Blockchain is Still a Solution Looking for a Problem

It turns out nobody wanted a blockchain solution. There are still crypto enthusiasts hodling their Bitcoin, but enterprise blockchain was a solution in search of a problem.

I did believe Danish shipping giant Maersk Lines and IBM had found a place where it made sense to build something blockchain-based when they announced their TradeLens platform. The idea was that all the many, many people involved in shipping a container of plastic bric-a-brac from Shenzen to Long Beach would all put their information on a blockchain. That would provide an immutable history of everything about that container.

After IBM closed down its entire blockchain business earlier this year, it was a matter of time before Maersk pulled the plug. Today, they admitted that “TradeLens did not reach commercial viability,” and the project is officially dead.

I believe a land register in a corrupt country somewhere was also planning to use blockchain, but it’s been a while since I last heard about it. In all likelihood, the existing corrupt businessmen and politicians have killed it.

If you know of any successful enterprise blockchain project, I would love to hear about it.

A Value-Destroying Technical Innovation

The important part is not the technology itself. It is how it interacts with its surroundings.

The big Ethereum upgrade (aka “The Merge”) seems to have been successful from a technical standpoint. But it seems that the Ethereum community focused on the enormous technical challenge of merging the existing Ethereum blockchain with another without stopping either. The problem is that changing from proof-of-work to proof-of-stake turned Ether tokens from a currency into a security. When you “stake” your Ether, you earn interest. And suddenly, the Ethereum ecosystem is subject to U.S. Securities and Exchange Commission (SEC) rules. Consequently, Ether is down 26% this week.
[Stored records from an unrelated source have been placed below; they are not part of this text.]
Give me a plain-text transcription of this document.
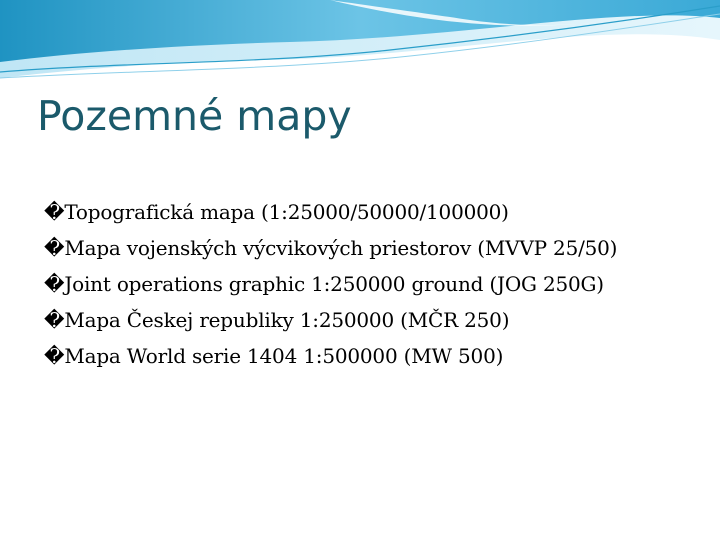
Pozemné mapy
�Topografická mapa (1:25000/50000/100000)
�Mapa vojenských výcvikových priestorov (MVVP 25/50)
�Joint operations graphic 1:250000 ground (JOG 250G)
�Mapa Českej republiky 1:250000 (MČR 250)
�Mapa World serie 1404 1:500000 (MW 500)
You can implement highly advanced technology with enough skill, time, and money. But unless you have someone skeptical think through how your tech will interact with its environment, all of the tech wizardry might go unused. It might even be destroying value as the Ethereum Merge did.

Do You Understand What You are Running?

Don’t run systems you don’t understand. Some people had placed billions of dollars into a cryptocurrency called TerraUSD. They were told this was a “stablecoin” that would keep a value of $1. Underlying this claim was a clever algorithm that interacted with investors and another cryptocurrency in complex ways. Until its magic no longer worked and the supposedly stable TerraUSD dropped 80%. Trading in it is now halted.

In the global financial crisis of 2008, people had invested in complex financial instruments that they didn’t understand. Many billions were lost and large institutions went bankrupt. The banks who came out of the crisis unscathed were those who had stuck to simple banking products that everyone could understand.

Take a look at your IT landscape. Can you find somebody who understands your operating infrastructure? Or have generations of DevOps engineers just googled problems and tweaked your Kafka and Kubernetes configuration until it somehow seemed to work?

Why isn’t This a Bitcoin Moment?

This was supposed to be Bitcoin’s finest hour. We have inflation, war, sanctions and economic turmoil. Since Bitcoin is supposed to be kinda like digital gold, you would expect the laggards to see the point and pile into Bitcoin in these uncertain times. But they don’t.

If cryptocurrencies don’t have their moment now, they will remain a fringe speculation object and never replace fiat currencies. If you hold crypto, I think a large part of your proposition has been disproven.

Do you Really Need Blockchain?

It is reported that the IBM blockchain team has been gutted, even though IBM vehemently denies it. Enterprise blockchain seems to be in retreat across a wide range of industries.

Organizations with high value maturity have solid processes in place to calculate the business benefit of new technologies, and only a few of those invested in blockchain. But organizations with a lot of legacy technology who felt the need to jazz up their tech portfolio enthusiastically embraced blockchain and started vaguely defined projects

If you are a CIO, take a look at your project portfolio. If you have blockchain projects on the list, have an experienced analyst from outside the project team take a good look at the business case. If she reports back that it is based on overly optimistic assumptions, it should be re-evaluated. If that means the costs outweigh the benefits, the project should be cancelled.